Filoctetes foi a penúltima peça escrita por Sófocles e a última a ser encenada pelo dramaturgo, e apesar de não ser uma das mais difundidas e comentadas do autor, a peça tem uma característica bastante singular por não se tratar daquelas sanguinolentas tragédias gregas, mas ficar mais próximo de uma tragicomédia, além do fato de que, embora os principais personagens sejam soldados gregos, as únicas batalhas apresentadas passam longe do plano da ação, e ficam restritas na arena da argumentação, persuasão e nos conflitos morais.

O contexto que se passa o drama é o seguinte: a guerra de Troia se arrasta por mais de dez anos, e os gregos, já sem contar com Ajax e Aquiles, e cansados de quebrar suas lanças nos muros impenetráveis da cidadela sem conseguir tombá-la, recebem um oráculo vaticinando que o conflito só poderá virar ao seu favor com a participação de Neoptólemo — filho de Aquiles —, e com o arco invencível de Filoctetes. O primeiro, porque imbuído dos mesmos ideais de coragem e nobreza herdados do pai, e ansioso por provar o seu valor como guerreiro, foi fácil chamá-lo à luta, todavia, o mesmo não acontece com o segundo, que não quer ver soldado grego nem pintado a ouro.

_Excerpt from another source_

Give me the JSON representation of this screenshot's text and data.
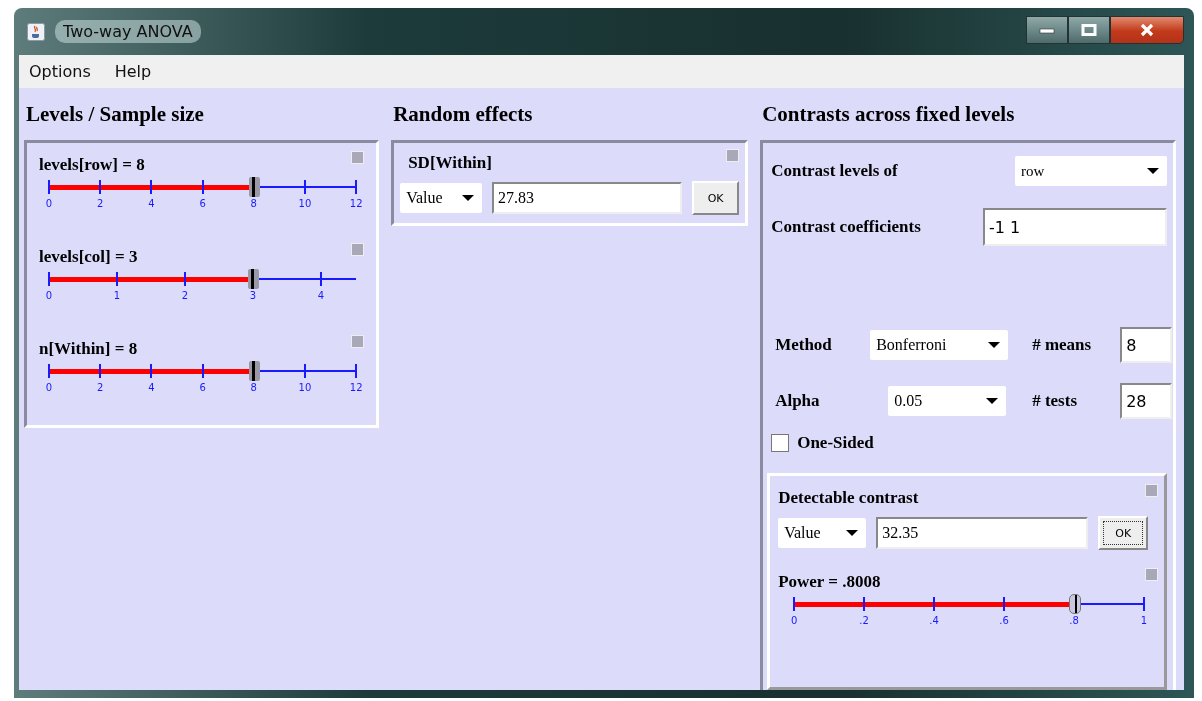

Filoctetes foi um dos primeiros e mais valorosos guerreiros gregos a sair em campanha contra os troianos. Seu arco — que tinha a propriedade de nunca errar o alvo — , foi forjado pelo próprio deus Vulcano tendo sido lhe presenteado pelo semideus Héracles, o qual já havia ganho o armamento de Apolo. Ocorreu, então, que no caminho para a guerra de Troia, a companhia na qual pertencia Filoctetes, juntamente com Menelau e Agamêmnon, resolveu fazer uma parada na ilha de Creta e oferecer uma sacrifício para a divindade local; quando se dirigia ao culto, Filoctetes foi picado no pé por uma serpente e, não obstante ter escapado da morte, ficou sequelado com uma ferida que lhe causava dores lancinantes e nunca cicatrizava, além de supurar incessantemente e exalar um odor fétido e insuportável. Não suportando os gritos do arqueiro e o mau cheiro que saia de seu pé, os outros guerreiros, tendo-lhe na conta de um estorvo pesado demais para carregar durante o conflito, resolveram, persuadido por Odisseu, abandonar Filoctetes na pequena e deserta ilha de Lemnos e continuar o caminho para a Troia. Abandonado e traído pelos seus, permaneceu durante dez anos ali guardando rancor contra os gregos, sobretudo por Odisseu, que tinha como o pior dos atridas, eis ai o porquê da dificuldade em convencê-lo a voltar à guerra, e o mote principal do drama de Sófocles.

A peça, sem muitos acontecimentos e reviravoltas, sustenta-se nos diálogos entre a tríade de personagens Filoctetes-Neoptólemo-Odisseu, os quais revelam verdadeiras encruzilhadas morais na qual são submetidos os dois primeiros, cabendo a Odisseu o papel de engatilhar os conflitos. Aos leitores da Odisseia poderá parecer estranho mas, no drama de Sófocles, o plurivalente e o protegido de Palas Atenas que enfrentou o Ciclope e sobreviveu a Cila e Caribides, é retratado como um canalha maquiavélico disposto a mentir e a usar de ameaças e força física para levar o arco e Filoctetes para Troia; já no primeiro diálogo, Odisseu persuade o filho de Aquiles a enganar o arqueiro, apresentando-se como alguém também ludibriado pelo gregos, a fim de ganhar sua confiança e fazê-lo embarcar na nau da companhia. Isso já põe o garoto em sua primeira sinuca de bico, pois Neoptólemo, grande admirador Odisseu, fica entre a fidelidade a seus ideias de honra, e a obediência ao velho guerreiro, sendo que, num primeiro momento, o aquileu acaba por suspender suas convicções morais e aceita o embuste em nome da causa grega.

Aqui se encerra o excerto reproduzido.